In the village the population was spread out with 26.0% under the age of 18, 7.3% from 18 to 24, 29.0% from 25 to 44, 22.8% from 45 to 64, and 14.8% who were 65 years of age or older. The median age was 37 years. For every 100 females there were 90.6 males. For every 100 females age 18 and over, there were 90.6 males.

The median income for a household in the village was $44,127, and the median income for a family was $55,313. Males had a median income of $40,746 versus $32,207 for females. The per capita income for the village was $20,160. About 1.5% of families and 4.6% of the population were below the poverty line, including 1.4% of those under age 18 and 6.4% of those age 65 or over.

Swanton's Parks[edit]

Swanton Memorial Park is home to one of E. M. Viquesney's "Spirit of the American Doughboy" statues. The sculpture was one of several donated as a gift by France to U.S. cities that had lost many soldiers during World War I. It is described as a "Figure of a World War I infantryman advancing through the stumps and barbed wire of No Man's Land. He holds a grenade in his raised proper right hand and a rifle in his proper left hand."[8] The Smithsonian Institution Research Information System lists the statue as being installed in 1926, "administered by City of Swanton, Parks Division, Swanton, Ohio."[9] Also according to the Smithsonian, the inscription on the statue reads as follows: "Spirit of the/American Doughboy"/copyrighted by E. M. Viquesney/Georgia (On stone base:) SWANTON REMEMBERS/TO THE MEMORY/OF THE/VALIANT SONS OF/SWANTON & COMMUNITY/WORLD WAR/1917-1918/THIS MEMORIAL IS/LOVINGLY DEDICATED/WE HOLD THEM IN OUR/GRATEFUL HEARTS WITH/REVERENCE AND HONOR/FOREVER/ERECTED 1926 unsigned.[8]

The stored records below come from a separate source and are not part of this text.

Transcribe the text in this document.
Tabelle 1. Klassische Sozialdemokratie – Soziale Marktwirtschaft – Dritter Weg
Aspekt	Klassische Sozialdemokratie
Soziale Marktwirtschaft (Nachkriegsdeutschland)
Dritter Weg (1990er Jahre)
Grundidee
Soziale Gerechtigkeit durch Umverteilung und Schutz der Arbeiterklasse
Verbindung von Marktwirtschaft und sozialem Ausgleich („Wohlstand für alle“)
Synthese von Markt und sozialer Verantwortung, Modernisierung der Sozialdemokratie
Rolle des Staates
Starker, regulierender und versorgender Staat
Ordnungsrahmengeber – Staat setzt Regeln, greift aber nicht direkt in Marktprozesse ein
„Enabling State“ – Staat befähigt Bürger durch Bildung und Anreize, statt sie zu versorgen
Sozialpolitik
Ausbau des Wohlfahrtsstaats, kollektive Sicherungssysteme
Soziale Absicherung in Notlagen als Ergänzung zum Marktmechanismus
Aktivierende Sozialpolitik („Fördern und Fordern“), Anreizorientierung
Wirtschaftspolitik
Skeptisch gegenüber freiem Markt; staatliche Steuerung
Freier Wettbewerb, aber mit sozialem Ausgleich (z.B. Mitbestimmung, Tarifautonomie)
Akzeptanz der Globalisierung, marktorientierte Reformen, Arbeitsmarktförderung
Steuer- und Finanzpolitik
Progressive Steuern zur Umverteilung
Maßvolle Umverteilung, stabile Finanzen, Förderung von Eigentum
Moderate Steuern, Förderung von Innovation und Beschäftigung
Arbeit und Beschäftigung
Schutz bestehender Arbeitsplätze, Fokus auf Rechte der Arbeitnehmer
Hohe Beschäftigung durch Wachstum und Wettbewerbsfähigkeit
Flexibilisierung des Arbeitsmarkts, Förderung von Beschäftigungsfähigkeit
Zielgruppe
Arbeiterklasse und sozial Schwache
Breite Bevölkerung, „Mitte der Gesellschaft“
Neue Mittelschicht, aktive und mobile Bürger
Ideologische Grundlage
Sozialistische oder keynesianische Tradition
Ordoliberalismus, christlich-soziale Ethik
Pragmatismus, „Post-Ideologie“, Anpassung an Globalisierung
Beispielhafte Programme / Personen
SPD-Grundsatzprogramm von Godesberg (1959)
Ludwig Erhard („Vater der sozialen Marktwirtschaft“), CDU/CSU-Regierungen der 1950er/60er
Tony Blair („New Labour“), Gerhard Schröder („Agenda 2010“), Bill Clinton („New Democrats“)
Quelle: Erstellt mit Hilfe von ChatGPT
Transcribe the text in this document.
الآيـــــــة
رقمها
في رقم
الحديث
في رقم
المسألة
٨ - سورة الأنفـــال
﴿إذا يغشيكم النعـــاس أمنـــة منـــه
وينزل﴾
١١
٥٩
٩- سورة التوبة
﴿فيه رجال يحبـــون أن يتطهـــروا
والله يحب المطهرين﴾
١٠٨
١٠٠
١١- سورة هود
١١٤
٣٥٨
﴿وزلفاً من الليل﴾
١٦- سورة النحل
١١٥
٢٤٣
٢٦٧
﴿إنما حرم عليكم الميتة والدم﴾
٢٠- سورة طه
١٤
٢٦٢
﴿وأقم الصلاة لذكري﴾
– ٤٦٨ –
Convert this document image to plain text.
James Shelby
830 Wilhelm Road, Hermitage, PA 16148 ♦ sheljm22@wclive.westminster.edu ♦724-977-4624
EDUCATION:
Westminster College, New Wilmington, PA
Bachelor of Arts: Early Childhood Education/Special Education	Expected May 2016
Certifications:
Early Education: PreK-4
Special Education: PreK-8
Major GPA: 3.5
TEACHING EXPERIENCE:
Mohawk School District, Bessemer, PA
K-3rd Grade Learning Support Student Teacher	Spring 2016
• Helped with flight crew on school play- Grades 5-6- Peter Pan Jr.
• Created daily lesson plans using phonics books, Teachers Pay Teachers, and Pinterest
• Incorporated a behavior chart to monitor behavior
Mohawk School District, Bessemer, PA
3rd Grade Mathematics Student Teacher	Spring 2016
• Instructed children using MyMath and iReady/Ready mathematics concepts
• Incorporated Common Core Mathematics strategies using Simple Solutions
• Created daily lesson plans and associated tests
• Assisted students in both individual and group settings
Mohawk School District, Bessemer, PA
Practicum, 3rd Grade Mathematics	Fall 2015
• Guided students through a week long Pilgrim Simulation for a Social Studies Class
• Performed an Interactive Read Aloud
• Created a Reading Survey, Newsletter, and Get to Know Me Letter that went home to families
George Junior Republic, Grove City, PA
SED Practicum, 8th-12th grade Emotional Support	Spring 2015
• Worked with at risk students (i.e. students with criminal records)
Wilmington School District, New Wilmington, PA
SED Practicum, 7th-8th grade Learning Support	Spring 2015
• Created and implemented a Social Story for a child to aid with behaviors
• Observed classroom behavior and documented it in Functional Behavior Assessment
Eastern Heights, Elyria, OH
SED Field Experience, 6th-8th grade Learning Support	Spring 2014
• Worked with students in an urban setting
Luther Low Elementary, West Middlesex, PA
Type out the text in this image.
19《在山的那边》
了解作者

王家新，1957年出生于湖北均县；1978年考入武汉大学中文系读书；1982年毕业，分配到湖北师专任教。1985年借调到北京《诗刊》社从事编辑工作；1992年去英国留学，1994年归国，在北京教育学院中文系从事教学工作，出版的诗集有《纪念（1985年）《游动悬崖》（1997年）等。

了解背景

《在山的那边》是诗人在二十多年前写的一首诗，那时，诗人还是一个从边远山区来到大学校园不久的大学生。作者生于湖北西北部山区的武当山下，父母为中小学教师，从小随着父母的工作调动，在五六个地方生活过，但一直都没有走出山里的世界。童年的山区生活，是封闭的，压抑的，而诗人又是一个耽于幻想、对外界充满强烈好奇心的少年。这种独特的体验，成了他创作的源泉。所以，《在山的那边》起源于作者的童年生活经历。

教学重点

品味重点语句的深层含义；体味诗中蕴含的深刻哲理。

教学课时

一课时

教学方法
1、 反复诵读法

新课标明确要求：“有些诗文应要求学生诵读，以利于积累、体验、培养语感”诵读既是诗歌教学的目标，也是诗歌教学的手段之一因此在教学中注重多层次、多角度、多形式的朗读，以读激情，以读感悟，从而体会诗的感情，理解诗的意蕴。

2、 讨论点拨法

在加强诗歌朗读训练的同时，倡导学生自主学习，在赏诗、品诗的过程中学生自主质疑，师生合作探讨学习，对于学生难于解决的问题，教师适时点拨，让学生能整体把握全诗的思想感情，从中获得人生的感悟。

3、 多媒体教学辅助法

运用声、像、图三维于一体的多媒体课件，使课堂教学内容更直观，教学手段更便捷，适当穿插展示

Memorial Park is home to recreation facilities including several baseball diamonds. Ai Creek runs through it. It also has a few soccer fields. land was donated for use by the McNeill family.

Pilliod Park is located next to Swanton Public Library and is home to Swanton's red caboose, several gazebos, and a paved walkway. During the winter holiday it is home to Swanton's festive light display.

Rotary Park is an offset of Pilliod Park.

High school[edit]

Swanton High School, home of the Bulldogs, is located at 601 North Main Street. The school's colors are purple and white.

Swanton's football field / stadium is named for former football coach, David Hansbarger. Mike Vicars is the current head football coach at Swanton High School.

Swanton Corn Festival[edit]

Swanton is home to an annual Corn Festival. Occurring in late August, the festival has a parade, volleyball competition, singing contest, car show, lots of food and other festivities.